“It is criminal to steal a purse, daring to steal a fortune, a mark of greatness to steal a crown. The blame diminishes as the guilt increases.”
— Johann Friedrich Von Schiller
First, this is a great video about Stuxnet.
Stuxnet: Anatomy of a Computer Virus from Patrick Clair on Vimeo.
It’s very well done and has a few things you might not know about Stux. More importantly, it’s relevant to the big news of the day. The hacker group Lulzsec released a torrent file containing bulletins, email archives, images and other internal documents from the Arizona police. The torrent wording is particularly interesting
We are releasing hundreds of private intelligence bulletins, training manuals, personal email correspondence, names, phone numbers, addresses and passwords belonging to Arizona law enforcement. We are targeting AZDPS specifically because we are against SB1070 and the racial profiling anti-immigrant police state that is Arizona.
The documents classified as “law enforcement sensitive”, “not for public distribution”, and “for official use only” are primarily related to border patrol and counter-terrorism operations and describe the use of informants to infiltrate various gangs, cartels, motorcycle clubs, Nazi groups, and protest movements.
Every week we plan on releasing more classified documents and embarassing personal details of military and law enforcement in an effort not just to reveal their racist and corrupt nature but to purposefully sabotage their efforts to
terrorize communities fighting an unjust “war on drugs”.Hackers of the world are uniting and taking direct action against our common oppressors – the government, corporations, police, and militaries of the world. See you again real soon! ;D
Here are some other fun facts: If you go to their website LulzSecurity.com and press the mute button, the music doubles the volume. Also interesting is that they take donations. Wikileaks got fucked there and Lulzsec is taking them in bitcoins.

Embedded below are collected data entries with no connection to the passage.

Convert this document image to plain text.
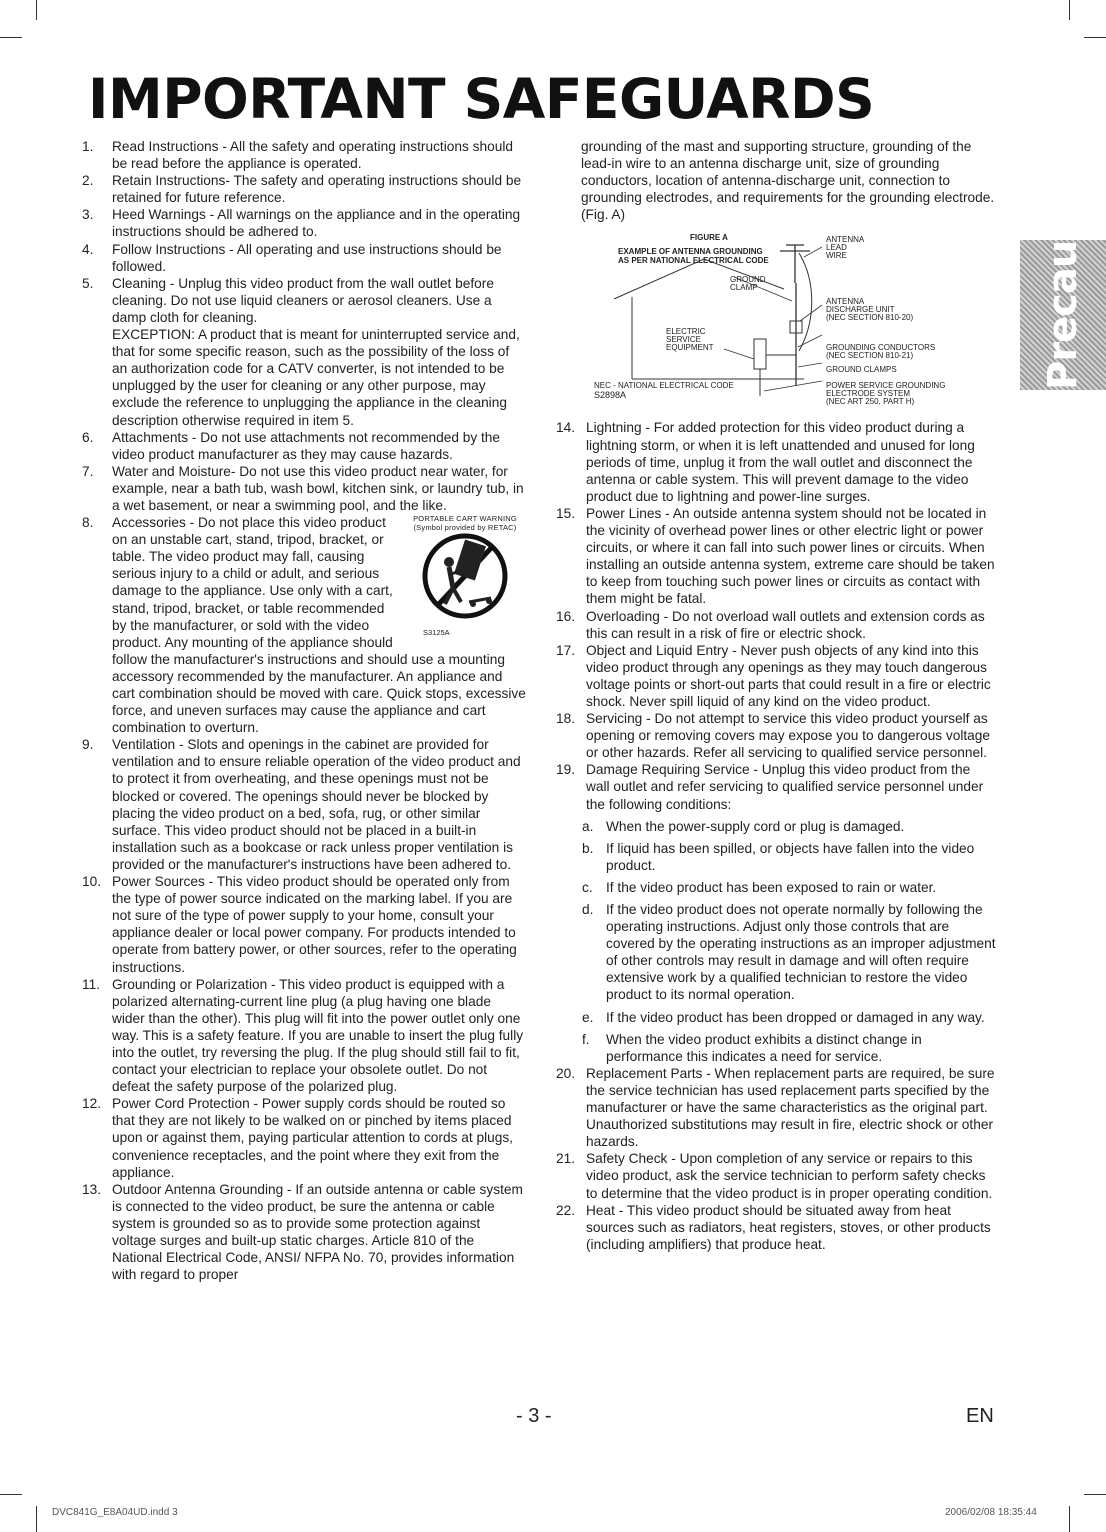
IMPORTANT SAFEGUARDS
Precautions
1. Read Instructions - All the safety and operating instructions should be read before the appliance is operated.
2. Retain Instructions- The safety and operating instructions should be retained for future reference.
3. Heed Warnings - All warnings on the appliance and in the operating instructions should be adhered to.
4. Follow Instructions - All operating and use instructions should be followed.
5. Cleaning - Unplug this video product from the wall outlet before cleaning. Do not use liquid cleaners or aerosol cleaners. Use a damp cloth for cleaning.
EXCEPTION: A product that is meant for uninterrupted service and, that for some specific reason, such as the possibility of the loss of an authorization code for a CATV converter, is not intended to be unplugged by the user for cleaning or any other purpose, may exclude the reference to unplugging the appliance in the cleaning description otherwise required in item 5.
6. Attachments - Do not use attachments not recommended by the video product manufacturer as they may cause hazards.
7. Water and Moisture- Do not use this video product near water, for example, near a bath tub, wash bowl, kitchen sink, or laundry tub, in a wet basement, or near a swimming pool, and the like.
8.	PORTABLE CART WARNING
(Symbol provided by RETAC)
S3125A
Accessories - Do not place this video product on an unstable cart, stand, tripod, bracket, or table. The video product may fall, causing serious injury to a child or adult, and serious damage to the appliance. Use only with a cart, stand, tripod, bracket, or table recommended by the manufacturer, or sold with the video product. Any mounting of the appliance should follow the manufacturer's instructions and should use a mounting accessory recommended by the manufacturer. An appliance and cart combination should be moved with care. Quick stops, excessive force, and uneven surfaces may cause the appliance and cart combination to overturn.
9. Ventilation - Slots and openings in the cabinet are provided for ventilation and to ensure reliable operation of the video product and to protect it from overheating, and these openings must not be blocked or covered. The openings should never be blocked by placing the video product on a bed, sofa, rug, or other similar surface. This video product should not be placed in a built-in installation such as a bookcase or rack unless proper ventilation is provided or the manufacturer's instructions have been adhered to.
10. Power Sources - This video product should be operated only from the type of power source indicated on the marking label. If you are not sure of the type of power supply to your home, consult your appliance dealer or local power company. For products intended to operate from battery power, or other sources, refer to the operating instructions.
11. Grounding or Polarization - This video product is equipped with a polarized alternating-current line plug (a plug having one blade wider than the other). This plug will fit into the power outlet only one way. This is a safety feature. If you are unable to insert the plug fully into the outlet, try reversing the plug. If the plug should still fail to fit, contact your electrician to replace your obsolete outlet. Do not defeat the safety purpose of the polarized plug.
12. Power Cord Protection - Power supply cords should be routed so that they are not likely to be walked on or pinched by items placed upon or against them, paying particular attention to cords at plugs, convenience receptacles, and the point where they exit from the appliance.
13. Outdoor Antenna Grounding - If an outside antenna or cable system is connected to the video product, be sure the antenna or cable system is grounded so as to provide some protection against voltage surges and built-up static charges. Article 810 of the National Electrical Code, ANSI/ NFPA No. 70, provides information with regard to proper
grounding of the mast and supporting structure, grounding of the lead-in wire to an antenna discharge unit, size of grounding conductors, location of antenna-discharge unit, connection to grounding electrodes, and requirements for the grounding electrode. (Fig. A)
FIGURE A
EXAMPLE OF ANTENNA GROUNDING
AS PER NATIONAL ELECTRICAL CODE
ANTENNA
LEAD
WIRE
GROUND
CLAMP
ANTENNA
DISCHARGE UNIT
(NEC SECTION 810-20)
ELECTRIC
SERVICE
EQUIPMENT	GROUNDING CONDUCTORS
(NEC SECTION 810-21)
GROUND CLAMPS
NEC - NATIONAL ELECTRICAL CODE
S2898A
POWER SERVICE GROUNDING
ELECTRODE SYSTEM
(NEC ART 250, PART H)
14. Lightning - For added protection for this video product during a lightning storm, or when it is left unattended and unused for long periods of time, unplug it from the wall outlet and disconnect the antenna or cable system. This will prevent damage to the video product due to lightning and power-line surges.
15. Power Lines - An outside antenna system should not be located in the vicinity of overhead power lines or other electric light or power circuits, or where it can fall into such power lines or circuits. When installing an outside antenna system, extreme care should be taken to keep from touching such power lines or circuits as contact with them might be fatal.
16. Overloading - Do not overload wall outlets and extension cords as this can result in a risk of fire or electric shock.
17. Object and Liquid Entry - Never push objects of any kind into this video product through any openings as they may touch dangerous voltage points or short-out parts that could result in a fire or electric shock. Never spill liquid of any kind on the video product.
18. Servicing - Do not attempt to service this video product yourself as opening or removing covers may expose you to dangerous voltage or other hazards. Refer all servicing to qualified service personnel.
19. Damage Requiring Service - Unplug this video product from the wall outlet and refer servicing to qualified service personnel under the following conditions:
a. When the power-supply cord or plug is damaged.
b. If liquid has been spilled, or objects have fallen into the video product.
c. If the video product has been exposed to rain or water.
d. If the video product does not operate normally by following the operating instructions. Adjust only those controls that are covered by the operating instructions as an improper adjustment of other controls may result in damage and will often require extensive work by a qualified technician to restore the video product to its normal operation.
e. If the video product has been dropped or damaged in any way.
f. When the video product exhibits a distinct change in performance this indicates a need for service.
20. Replacement Parts - When replacement parts are required, be sure the service technician has used replacement parts specified by the manufacturer or have the same characteristics as the original part. Unauthorized substitutions may result in fire, electric shock or other hazards.
21. Safety Check - Upon completion of any service or repairs to this video product, ask the service technician to perform safety checks to determine that the video product is in proper operating condition.
22. Heat - This video product should be situated away from heat sources such as radiators, heat registers, stoves, or other products (including amplifiers) that produce heat.
- 3 -	EN
DVC841G_E8A04UD.indd 3	2006/02/08 18:35:44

Very prudent.
You might think this is a juvenile prank and well, you’re right. I’d also like to draw your attention to this article in the nytimes today:
THIS spring was a rough season for the Fourth Amendment. The Obama administration petitioned the Supreme Court to allow GPS tracking of vehicles without judicial permission. The Supreme Court ruled that the police could break into a house without a search warrant if, after knocking and announcing themselves, they heard what sounded like evidence being destroyed. Then it refused to see a Fourth Amendment violation where a citizen was jailed for 16 days on the false pretext that he was being held as a material witness to a crime.
In addition, Congress renewed Patriot Act provisions on enhanced surveillance powers until 2015, and the F.B.I. expanded agents’ authority to comb databases, follow people and rummage through their trash even if they are not suspected of a crime.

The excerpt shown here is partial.